Darwin avait déjà aperçu cela, et ainsi rendu aberrante une trop grande séparation de l'homme et de l'animal. Freud à son tour était certes imprégné de Darwin (qu'on pense au minimum à Totem et tabou), mais sa découverte de l'inconscient et du "refoulement" s'est faite comme il était inévitable qu'elle se fasse : là où le "refoulement" n'était pas trop actif. Or
des quatre grands moteurs du comportement,
les deux plus anciens en termes évolutifs, la faim et la préservation,
sont relativement peu sociaux et donc moins sujets aux inhibitions sociales,
alors que les plus récents, la sexualité et surtout "l'agressivité" (l'expansivité)
ne se développent qu'à coups de réorientations et refoulements,
dans des aléas historiques que rien de rationnel n'a encore maîtrisé.
Freud ne pouvait donc pas découvrir les fonctionnements de l'inconscient sur l'essentiel social, parce que l'essentiel social se passe au niveau de ce qui est  le plus actif, constant et omniprésent, donc le plus réorienté ("refoulé") dans toute telle relation : la tendance à l'expansion parmi les semblables (vite déclencheur d'agressivité), et non pas la sexualité. Pour caricaturer : Freud a inévitablement découvert et étudié le "refoulement" là où c'était accessible en son temps, c'est-à-dire en matière sexuelle, mais par conséquent là où, si violent que ce refoulement puisse être, il est faible ou négligeable à côté de ce qui se passe tout le temps et partout : les poussées expansives.
De là les fautes sur "l'instinct de mort" et autres déviations, au lieu de la prise en compte de "l'agressivité", incomparablement plus neutre, féconde et éducable ; de là le pessimisme et les échecs de Freud et du freudisme.
Dont des pans considérables de la psychanalyse actuelle.
Ce n'est pas une mince affaire, mais il est souhaitable qu'avant de hausser les épaules et de refuser de lire ce qui suit, comme presque à chaque fois que se fait jour une évidence non encore tamponnée grégairement, quelques personnes s'informent sur les travaux de Lorenz dont revoici une vue particulièrement géniale, due à Lorenz lui-même, et que tous ceux qui ont lu assez d'éthologie ne peuvent qu'approuver :
[L'évolution est un fait] : auréolé d'une puissance convaincante absolue, d'une beauté enchanteresse, d'une grandeur qui bouleverse d'admiration. Quiconque le saisit ne risque pas d'être écœuré par la reconnaissance, due à Darwin, que nous partageons avec les animaux une commune origine, ni par la découverte, due à Freud, que nous sommes encore menés par les instincts de nos ancêtres préhumains. Au contraire, ce savoir inspire de nouveaux sentiments de respect pour les fonctions de raison et de responsabilité morale survenues au monde avec l'humain et qui, pourvu que cet humain ne s'acharne pas à la dénégation aveugle et arrogante de son héritage animal, lui donnent le pouvoir de le contrôler.
(K. Lorenz, Sur l'agressivité, ch. XII, d'après la traduction anglaise de M. Latzke, éd. Methuen, Londres 1970 — p. 193)

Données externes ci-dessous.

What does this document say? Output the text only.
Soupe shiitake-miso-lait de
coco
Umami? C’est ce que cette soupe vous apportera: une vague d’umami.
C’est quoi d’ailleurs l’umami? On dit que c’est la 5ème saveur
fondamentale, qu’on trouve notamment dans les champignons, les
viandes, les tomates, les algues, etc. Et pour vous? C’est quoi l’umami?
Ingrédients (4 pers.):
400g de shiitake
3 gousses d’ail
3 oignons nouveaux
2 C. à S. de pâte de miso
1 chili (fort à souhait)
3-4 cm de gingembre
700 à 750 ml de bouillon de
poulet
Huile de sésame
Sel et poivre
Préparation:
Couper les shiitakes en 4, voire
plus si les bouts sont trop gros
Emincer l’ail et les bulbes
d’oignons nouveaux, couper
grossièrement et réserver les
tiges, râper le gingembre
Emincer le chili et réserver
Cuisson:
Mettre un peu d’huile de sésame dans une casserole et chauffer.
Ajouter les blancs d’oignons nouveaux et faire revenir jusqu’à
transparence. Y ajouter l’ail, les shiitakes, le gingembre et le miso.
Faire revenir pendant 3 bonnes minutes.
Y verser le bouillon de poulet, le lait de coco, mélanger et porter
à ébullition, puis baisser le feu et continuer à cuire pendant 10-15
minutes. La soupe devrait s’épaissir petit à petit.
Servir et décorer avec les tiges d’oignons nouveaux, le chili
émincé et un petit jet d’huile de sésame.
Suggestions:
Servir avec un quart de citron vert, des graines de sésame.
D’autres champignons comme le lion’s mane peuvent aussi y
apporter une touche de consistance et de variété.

2. On ne peut éviter le politique en psychanalyse
Le livre du Dr. Pezé (référence en introduction ci-dessus ; les numéros de pages indiqués ci-après renvoient à cette édition) parle de souffrance au travail, et précise les effets notamment psychiques des conditions actuelles de ce travail. Il ne s'agit pas de refaire ici le tableau des crimes contre l'humanité qui aboutissent à surmener et pervertir les travailleurs alors que jamais il n'a été aussi facile de produire : mais on peut au moins redire d'une phrase que
le problème actuel des psychotiques portés au pouvoir par la barbarie historique
est d'écarter de la contribution sociale positive le plus de gens possible
pour diviser les êtres et les peuples et ainsi perpétuer une domination insensée.
Il est donc inadmissible de se contenter de parler de "système" chaque fois qu'on rencontre le couple mortel pervers/victime, et d'ainsi manquer l'explication à la fois globale et locale qui restitue le rôle de l'agressivité-surdéveloppée-en-perversion
– dans l'effet politique planétaire (automatisation-chômage-dévoiements-commerciaux, nationalement ; bellicisme morbide, internationalement)
– aussi bien que dans le psychisme individuel du bourreau et de la victime.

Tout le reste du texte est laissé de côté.